White people get to do that all of the time. They get to engage in bad behavior, even felonious behavior, but they rarely wind up in jail. But as a black person, losing your temper can cost you your life. Or insisting on your rights can cost you your life.
People come up and say, 'Thank you' for showing a black family loving their masculine-presenting child and for undoing the myth of black people as being rabidly homophobic.
If I can help one family embrace their child and not displace them and throw them out, I'm happy about that.
I think fear has been racialised. When you get someone who says 'I was afraid' of a big black guy, that's enough to say, 'Okay, not guilty,' or, 'No indictment.' It's persisted over generations, and it needs to stop.

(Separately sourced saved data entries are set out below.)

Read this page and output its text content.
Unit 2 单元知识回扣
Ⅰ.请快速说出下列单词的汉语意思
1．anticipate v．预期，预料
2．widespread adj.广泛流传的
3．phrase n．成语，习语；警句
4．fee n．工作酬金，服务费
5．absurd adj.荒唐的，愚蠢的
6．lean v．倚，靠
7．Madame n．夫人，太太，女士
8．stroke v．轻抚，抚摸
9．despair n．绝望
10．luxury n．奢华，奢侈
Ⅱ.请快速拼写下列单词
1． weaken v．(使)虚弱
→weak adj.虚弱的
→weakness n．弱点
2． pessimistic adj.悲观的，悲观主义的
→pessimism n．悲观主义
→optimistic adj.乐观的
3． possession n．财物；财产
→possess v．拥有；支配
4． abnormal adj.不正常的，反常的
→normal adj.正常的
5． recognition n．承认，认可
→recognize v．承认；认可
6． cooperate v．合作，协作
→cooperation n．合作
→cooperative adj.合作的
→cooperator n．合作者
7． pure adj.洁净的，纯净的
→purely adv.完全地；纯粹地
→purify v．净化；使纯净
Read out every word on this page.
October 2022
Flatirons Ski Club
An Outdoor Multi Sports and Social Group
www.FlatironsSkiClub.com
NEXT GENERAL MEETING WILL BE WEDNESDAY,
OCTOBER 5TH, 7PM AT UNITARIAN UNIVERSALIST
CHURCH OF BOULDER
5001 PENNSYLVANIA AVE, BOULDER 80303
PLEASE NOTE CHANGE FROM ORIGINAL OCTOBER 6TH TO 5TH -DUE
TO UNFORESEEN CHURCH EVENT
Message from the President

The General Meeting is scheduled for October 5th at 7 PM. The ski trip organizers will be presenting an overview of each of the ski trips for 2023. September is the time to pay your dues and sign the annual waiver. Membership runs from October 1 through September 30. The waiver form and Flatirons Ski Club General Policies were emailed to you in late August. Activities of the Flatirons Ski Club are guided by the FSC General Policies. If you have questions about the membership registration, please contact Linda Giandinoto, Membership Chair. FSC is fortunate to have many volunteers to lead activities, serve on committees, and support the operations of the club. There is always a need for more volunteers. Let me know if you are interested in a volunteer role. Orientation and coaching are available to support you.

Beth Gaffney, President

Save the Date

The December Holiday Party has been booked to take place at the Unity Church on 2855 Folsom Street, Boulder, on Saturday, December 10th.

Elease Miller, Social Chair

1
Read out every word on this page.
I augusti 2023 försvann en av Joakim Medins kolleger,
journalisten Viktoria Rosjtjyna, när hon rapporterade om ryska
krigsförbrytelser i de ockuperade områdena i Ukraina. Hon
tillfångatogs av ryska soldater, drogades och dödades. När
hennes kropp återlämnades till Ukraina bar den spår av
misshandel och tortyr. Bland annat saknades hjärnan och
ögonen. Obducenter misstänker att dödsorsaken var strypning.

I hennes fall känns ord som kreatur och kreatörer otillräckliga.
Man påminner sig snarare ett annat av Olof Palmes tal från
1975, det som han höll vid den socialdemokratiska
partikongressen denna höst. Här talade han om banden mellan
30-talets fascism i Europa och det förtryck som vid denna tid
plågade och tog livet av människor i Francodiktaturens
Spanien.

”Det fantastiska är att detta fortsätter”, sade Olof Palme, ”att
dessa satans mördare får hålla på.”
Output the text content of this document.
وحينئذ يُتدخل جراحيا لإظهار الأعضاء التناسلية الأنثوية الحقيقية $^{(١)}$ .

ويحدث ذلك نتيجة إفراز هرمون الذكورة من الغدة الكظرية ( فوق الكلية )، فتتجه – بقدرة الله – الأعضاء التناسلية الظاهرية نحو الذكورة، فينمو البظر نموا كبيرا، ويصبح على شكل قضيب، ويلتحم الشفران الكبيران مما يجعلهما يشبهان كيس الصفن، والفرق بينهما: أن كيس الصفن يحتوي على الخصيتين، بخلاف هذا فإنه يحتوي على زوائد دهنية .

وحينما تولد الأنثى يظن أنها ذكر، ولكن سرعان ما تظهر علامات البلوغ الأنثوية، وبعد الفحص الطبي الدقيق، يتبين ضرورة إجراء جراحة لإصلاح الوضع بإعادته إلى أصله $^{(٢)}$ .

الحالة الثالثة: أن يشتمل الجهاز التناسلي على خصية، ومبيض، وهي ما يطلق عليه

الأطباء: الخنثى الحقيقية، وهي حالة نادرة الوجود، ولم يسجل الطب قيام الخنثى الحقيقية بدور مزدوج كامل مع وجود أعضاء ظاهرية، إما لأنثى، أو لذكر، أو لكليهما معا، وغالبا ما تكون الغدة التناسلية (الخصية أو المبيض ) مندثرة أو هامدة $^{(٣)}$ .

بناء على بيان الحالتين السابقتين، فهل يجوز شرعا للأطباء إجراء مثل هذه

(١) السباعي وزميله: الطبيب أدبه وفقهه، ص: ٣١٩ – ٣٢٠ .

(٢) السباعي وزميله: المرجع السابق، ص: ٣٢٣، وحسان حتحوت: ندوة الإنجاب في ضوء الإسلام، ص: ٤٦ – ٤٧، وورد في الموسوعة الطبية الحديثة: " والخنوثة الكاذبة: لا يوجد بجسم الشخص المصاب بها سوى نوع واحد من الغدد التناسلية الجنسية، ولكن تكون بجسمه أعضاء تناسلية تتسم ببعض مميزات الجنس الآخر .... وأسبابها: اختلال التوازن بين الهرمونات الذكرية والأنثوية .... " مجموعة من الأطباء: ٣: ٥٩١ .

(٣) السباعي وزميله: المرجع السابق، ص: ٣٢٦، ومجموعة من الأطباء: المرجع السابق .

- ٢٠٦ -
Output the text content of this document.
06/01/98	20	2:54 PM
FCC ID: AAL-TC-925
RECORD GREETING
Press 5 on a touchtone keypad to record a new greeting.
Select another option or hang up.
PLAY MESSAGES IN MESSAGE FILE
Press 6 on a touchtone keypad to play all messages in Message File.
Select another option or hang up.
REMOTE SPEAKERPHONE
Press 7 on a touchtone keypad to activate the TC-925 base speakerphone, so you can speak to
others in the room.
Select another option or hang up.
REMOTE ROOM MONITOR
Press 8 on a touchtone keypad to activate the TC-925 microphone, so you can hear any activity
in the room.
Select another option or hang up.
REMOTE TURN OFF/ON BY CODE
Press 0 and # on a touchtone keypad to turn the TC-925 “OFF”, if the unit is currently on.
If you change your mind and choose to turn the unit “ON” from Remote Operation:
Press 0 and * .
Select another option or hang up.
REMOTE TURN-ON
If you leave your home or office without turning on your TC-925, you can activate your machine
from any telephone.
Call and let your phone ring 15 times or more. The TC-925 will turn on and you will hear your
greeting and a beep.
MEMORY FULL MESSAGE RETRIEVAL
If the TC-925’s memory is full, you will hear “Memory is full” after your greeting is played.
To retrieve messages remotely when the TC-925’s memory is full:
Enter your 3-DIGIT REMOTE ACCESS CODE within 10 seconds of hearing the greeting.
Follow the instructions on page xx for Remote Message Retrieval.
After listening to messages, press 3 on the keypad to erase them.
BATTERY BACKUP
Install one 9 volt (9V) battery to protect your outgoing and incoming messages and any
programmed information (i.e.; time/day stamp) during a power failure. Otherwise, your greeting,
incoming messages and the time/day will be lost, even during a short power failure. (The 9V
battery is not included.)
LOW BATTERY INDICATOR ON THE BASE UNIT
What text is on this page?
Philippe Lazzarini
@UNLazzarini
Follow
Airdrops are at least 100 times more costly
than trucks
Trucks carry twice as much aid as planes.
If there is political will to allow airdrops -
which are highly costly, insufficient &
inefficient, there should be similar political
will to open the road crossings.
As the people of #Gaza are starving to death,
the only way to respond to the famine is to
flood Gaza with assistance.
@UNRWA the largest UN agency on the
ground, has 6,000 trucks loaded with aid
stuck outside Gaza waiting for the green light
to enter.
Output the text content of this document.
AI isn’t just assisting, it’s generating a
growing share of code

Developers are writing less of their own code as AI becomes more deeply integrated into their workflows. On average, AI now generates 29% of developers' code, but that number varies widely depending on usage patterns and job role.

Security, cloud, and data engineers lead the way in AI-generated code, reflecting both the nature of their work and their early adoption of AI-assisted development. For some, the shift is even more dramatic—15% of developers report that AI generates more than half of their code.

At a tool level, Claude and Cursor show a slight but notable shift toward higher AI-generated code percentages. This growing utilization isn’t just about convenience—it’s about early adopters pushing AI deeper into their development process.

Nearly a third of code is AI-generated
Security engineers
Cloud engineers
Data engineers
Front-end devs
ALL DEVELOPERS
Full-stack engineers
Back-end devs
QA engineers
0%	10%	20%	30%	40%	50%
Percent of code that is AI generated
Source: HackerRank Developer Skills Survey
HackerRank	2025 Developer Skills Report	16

I would hate for people to think that 'Strong Island' is just about a family's grief. It is about a family's grief, yes, but it is also an interrogation of our criminal justice system.
What 'Strong Island' does is bring a historical perspective and help people understand that what we're treating as a modern-day phenomenon is actually not modern. It's actually quite old.
I worked at 'POV' for five years before I told one person about my brother.
When I use the word 'buzz' in successive sentences, it's clearly time for me to stop writing.
I have a lot of surrogate parents, but there's no one like your mother.
I had a list of 10 rules when we started 'Strong Island,' and one of them was, 'Yance will never appear on camera with sync sound.'
There are people who get to be three-dimensional humans in the United States, and there are people who do not.
It would have been tough for anyone to adapt 'Push' - an amazing but wrenching novel by Sapphire - for the screen, and I think director Lee Daniels made interesting choices, particularly with Precious' fantasies. In my view, some of them work and some do not, but they are definitely provocative directorial choices.